Es verdad también que estas cualidades suelen corresponder a un jugador veterano, y atribuir o buscar las mismas en un joven como Zaba es atrevido y algo injusto -no hay que olvidar que él se ha ido casi con la misma edad que llegó Poche-. De la misma forma que no deja de ser una locura señalar al pobre Callejón como el sucesor de Tamudo. Quizá llegué a ser el nueve del equipo pero Raúl es un símbolo y un referente (encima cuando las cualidades futbolísticas de Callejón se asemejan más a las de Luís, cuestión de procedencia). Por supuesto -ojala- aparezca otro chaval de la casa que cumpla su carrera en el club y marque una época, pero será otro, diferente, único (algún día alguien también superará el record de goles en liga de Tamudo, seguro que pronto, pero ya es imposible que sea el de Marañón). Al mismo tiempo, Raúl representa un objetivo -otra cuestión que no admite ni herederos ni substitutos-, el de que los jugadores de calidad de la casa cumplan la parte más importante de la carrera en el club -no sean siempre vendidos-; en este sentido quizá el jugador que más se aproxima a día de hoy es Jarque. Sin restar importancia, que nadie se equivoque, a los Coro, David, Jonathan y Moisés. Siempre una garantía de compromiso.
Y si las comparaciones son odiosas, cuando en estas entra la genialidad ni siquiera los parecidos son posibles. Un genio por definición es una rareza singular. Con sus virtudes y defectos, Iván es único.

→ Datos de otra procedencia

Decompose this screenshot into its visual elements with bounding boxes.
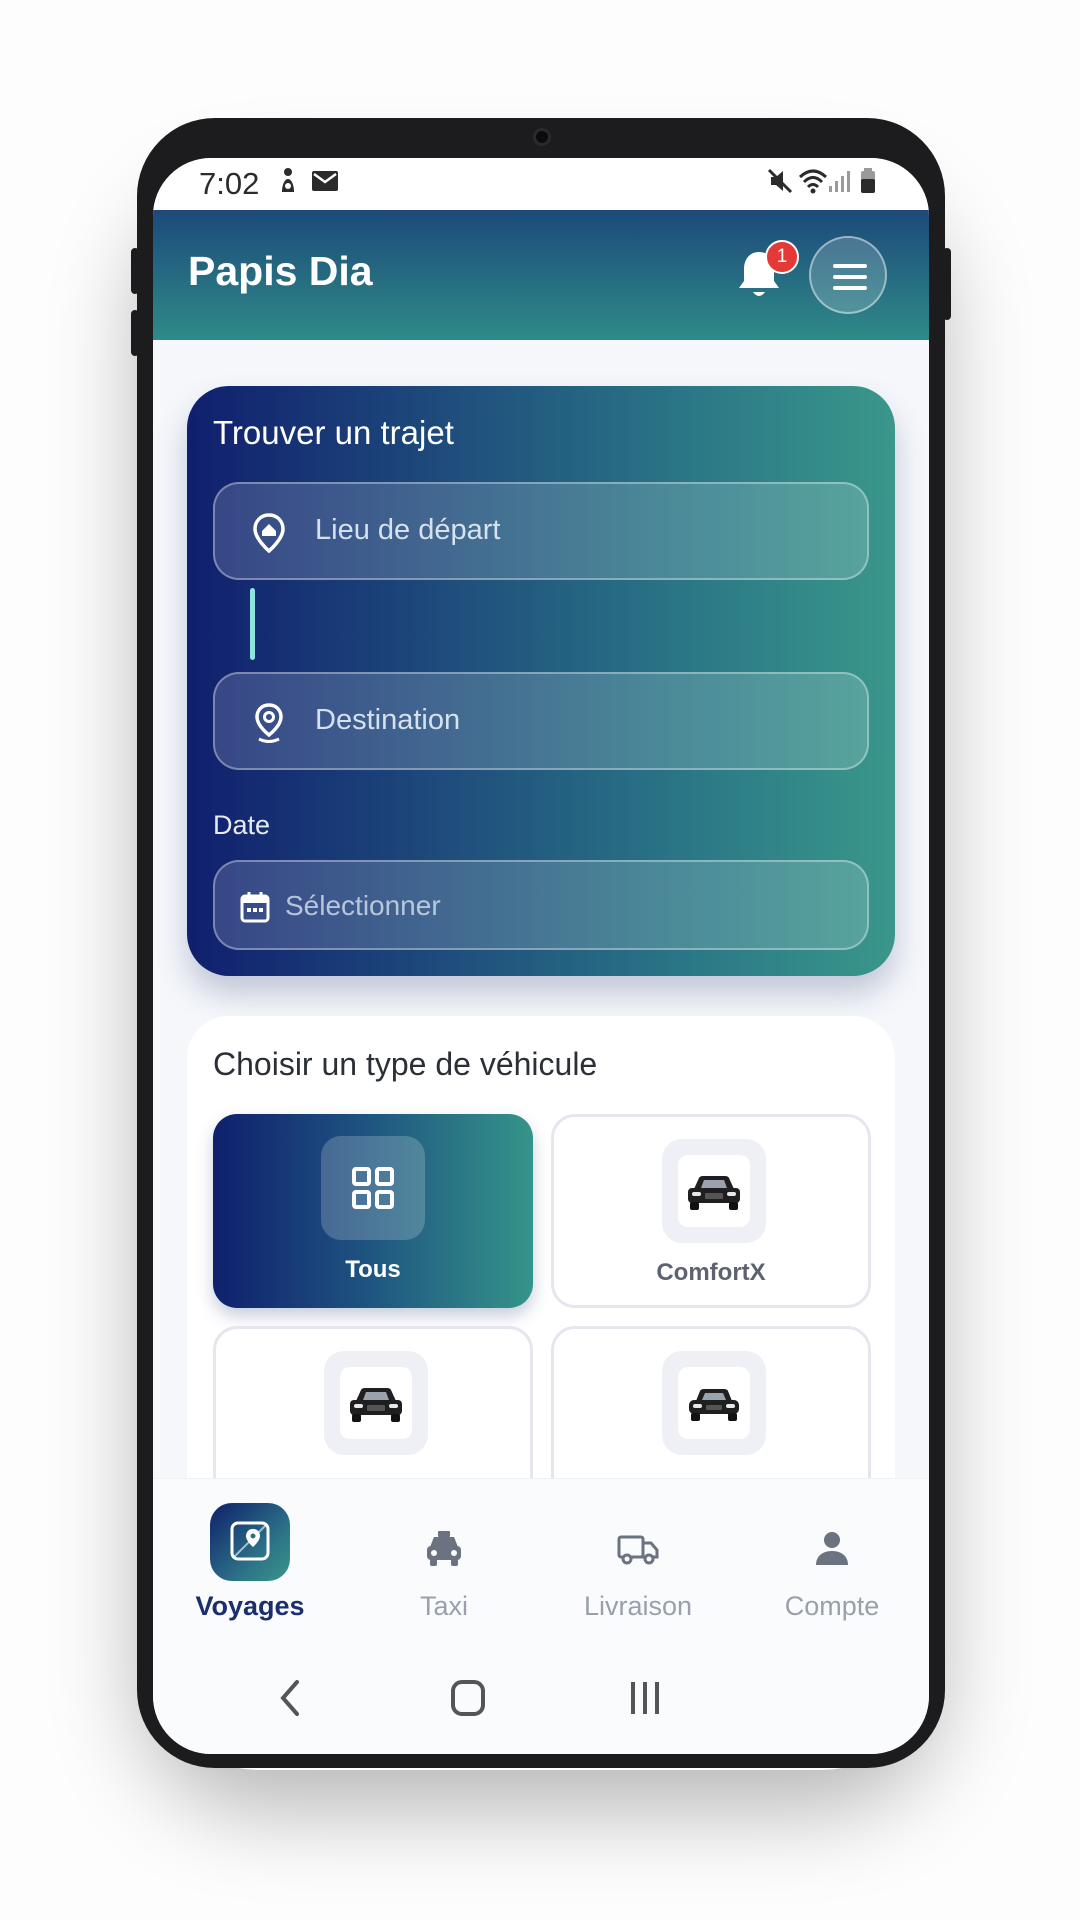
departure-placeholder: Lieu de départ xyxy=(315,514,501,546)
find-trip-card: Trouver un trajet Lieu de départ Destina… xyxy=(187,386,895,976)
nav-label: Livraison xyxy=(583,1591,693,1621)
status-time: 7:02 xyxy=(199,166,260,201)
menu-button[interactable] xyxy=(809,236,887,314)
wifi-icon xyxy=(798,169,828,194)
screen: 7:02 Papis Dia 1 Trouver un trajet Lieu … xyxy=(153,158,929,1754)
nav-taxi[interactable]: Taxi xyxy=(347,1479,541,1649)
vehicle-type-title: Choisir un type de véhicule xyxy=(213,1046,598,1082)
back-icon[interactable] xyxy=(275,1676,305,1720)
signal-icon xyxy=(829,171,850,192)
destination-placeholder: Destination xyxy=(315,704,461,736)
notification-badge: 1 xyxy=(765,240,799,274)
vehicle-type-label: ComfortX xyxy=(656,1259,766,1286)
system-navigation-bar xyxy=(153,1648,929,1754)
grid-icon xyxy=(352,1167,394,1209)
nav-label: Taxi xyxy=(419,1591,468,1621)
vehicle-thumb xyxy=(662,1139,766,1243)
recents-icon[interactable] xyxy=(625,1676,665,1720)
vehicle-type-comfortx[interactable]: ComfortX xyxy=(551,1114,871,1308)
bottom-navigation: Voyages Taxi Livraison Compte xyxy=(153,1478,929,1648)
vehicle-image-frame xyxy=(340,1367,412,1439)
route-connector xyxy=(250,588,255,660)
menu-icon xyxy=(833,264,867,268)
accessibility-icon xyxy=(282,168,294,192)
side-button-left-1 xyxy=(131,248,139,294)
phone-frame: 7:02 Papis Dia 1 Trouver un trajet Lieu … xyxy=(131,118,951,1768)
battery-icon xyxy=(861,168,875,193)
date-placeholder: Sélectionner xyxy=(285,890,441,921)
nav-label: Compte xyxy=(784,1591,880,1621)
front-camera xyxy=(533,128,551,146)
mute-icon xyxy=(767,168,793,194)
date-field[interactable]: Sélectionner xyxy=(213,860,869,950)
person-icon xyxy=(816,1532,848,1565)
menu-icon-line xyxy=(833,275,867,279)
nav-label: Voyages xyxy=(195,1591,305,1621)
vehicle-image-frame xyxy=(678,1155,750,1227)
vehicle-thumb xyxy=(324,1351,428,1455)
nav-compte[interactable]: Compte xyxy=(735,1479,929,1649)
vehicle-image-frame xyxy=(678,1367,750,1439)
taxi-icon xyxy=(427,1531,461,1566)
truck-icon xyxy=(617,1535,659,1565)
vehicle-thumb xyxy=(321,1136,425,1240)
destination-field[interactable]: Destination xyxy=(213,672,869,770)
car-front-icon xyxy=(688,1176,740,1210)
status-bar: 7:02 xyxy=(153,158,929,210)
side-button-right xyxy=(943,248,951,320)
departure-field[interactable]: Lieu de départ xyxy=(213,482,869,580)
vehicle-thumb xyxy=(662,1351,766,1455)
car-front-icon xyxy=(689,1389,739,1421)
find-trip-title: Trouver un trajet xyxy=(213,414,454,451)
map-pin-icon xyxy=(230,1521,270,1561)
user-name: Papis Dia xyxy=(188,248,373,294)
nav-voyages[interactable]: Voyages xyxy=(153,1479,347,1649)
location-home-icon xyxy=(253,513,285,554)
car-front-icon xyxy=(350,1388,402,1422)
location-pin-icon xyxy=(255,703,283,743)
mail-icon xyxy=(312,171,338,191)
home-icon[interactable] xyxy=(449,1678,487,1718)
menu-icon-line xyxy=(833,286,867,290)
vehicle-type-label: Tous xyxy=(345,1256,401,1283)
nav-livraison[interactable]: Livraison xyxy=(541,1479,735,1649)
side-button-left-2 xyxy=(131,310,139,356)
calendar-icon xyxy=(240,892,270,923)
date-label: Date xyxy=(213,810,271,840)
vehicle-type-tous[interactable]: Tous xyxy=(213,1114,533,1308)
stage: 7:02 Papis Dia 1 Trouver un trajet Lieu … xyxy=(0,0,1080,1920)
app-header: Papis Dia 1 xyxy=(153,210,929,340)
vehicle-type-card: Choisir un type de véhicule Tous Comfort… xyxy=(187,1016,895,1536)
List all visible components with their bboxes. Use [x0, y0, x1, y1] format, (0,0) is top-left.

Ello no es óbice para que se persiga la incorporación de calidad pero el kilo de este tipo de jugador -y que me perdone Seedorf- anda por las nubes. Así que cualquier comparación con el talento del calvo es, eso, imposible. No nos queda más que confiar en semidesconocidos o tener paciencia con los jóvenes, y aspirar solo a que sean buenos jugadores y que conformen un medio equilibrado donde la construcción sea una responsabilidad conjunta (suena bien y a clase para un futuro cercano una media: Sielva, Jordi Gómez, Román, por ejemplo). El resto son cantos de sirena. Con el agravante de que en este equipo a Iván le toca, o quiere, realizar la función de Pirlo y Kaka al mismo tiempo, y por bueno que se sea... Claro que, y es lo más divertido, no creo que se pueda considerar a Iván como un organizador, al menos al uso, un tipo que maneja los tiempos y distribuye; más bien se acerca a un definidor, a alguien con la capacidad para dibujar una jugada decisiva. Por poner un ejemplo de otro deporte, No sería un base que modula el ritmo, marca la jugada y reparte el juego con seguridad y eficiencia, se acercaría más a uno imaginativo con tendencia a la asistencia espectacular sin mirar el riesgo de la intercepción; de esos que una entrada hasta debajo del aro la quieren adornar con un pase por la espalda, que al final no juega en la NBA por esa tendencia tonta de no mirar el aro.
Quizá el único que si responde a esto de las herencias, aunque más en el plano maestro y alumno, es el gran Kameni, capaz como el bueno de Tomy de la más extraordinaria de las paradas y la más infantil de las cantadas, y sobre todo con ese don para helar la retina del aficionado con un quiebro al delantero lanzado para presionar, o las memorables salidas a una mano de su antecesor.